她侧过头,乌黑的眼珠子像是两口深井,静静地望向门缝里的傻柱,嘴角勾起一个几乎看不见的弧度。
“傻柱大哥,早啊。”
她声音不高,却清晰地传了过来,像清晨的露水,凉丝丝的。
“昨晚……睡得还好么?”
傻柱扒着门框的手指头抠得更紧一分,冰凉的木头茬子似乎要扎进肉里。
那眼神,那语气,像是一根细针,不偏不倚地刺在他最虚弱的地方。
他挤着笑,脸皮像是被冻住了一样僵硬。
“还……还行……”
他声音又干又涩,典型的脱水症状。
“就是……肚子有点不舒坦。”
娄晓娥听了,那描得细细的眉毛轻轻一挑,像风吹过平静的湖面,只带起一丝微不可察的涟漪。

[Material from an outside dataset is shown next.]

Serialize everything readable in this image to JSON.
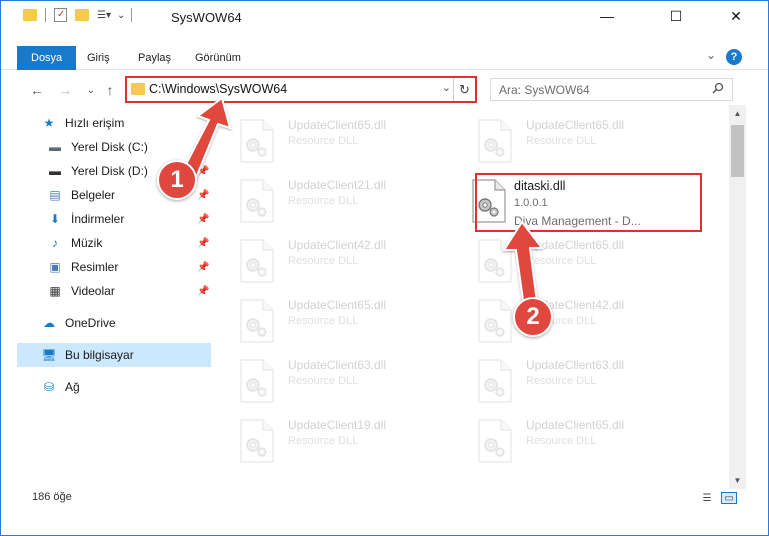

她端着搪瓷盆的手纹丝不动,盆里的水面平得像块镜子,映着她没什么表情的脸。
“哦?是么——”
她拉长了尾音,声音里听不出什么波澜,却让傻柱觉得每个字都砸在自己心口上。
“那可得仔细着点儿,别是吃了什么不干净的。这病……可不都是从口入的么。”
说完,她不再多看一眼,转身就走,脚步轻盈得像猫。
屋门“砰”的一声合上了,干脆利落。
傻柱木头桩子似的杵在门后,后背的衣服被冷汗洇湿了一大片,黏糊糊地贴在身上,非常不舒服。
院子里,只有几只麻雀在屋檐下叽叽喳喳,声音显得格外空旷。
“病从口入……”
“什么不干净的……”
这话,一个字一个字地在他脑子里来回碾。
是在说他么?
她肯定知道!她——绝对知道!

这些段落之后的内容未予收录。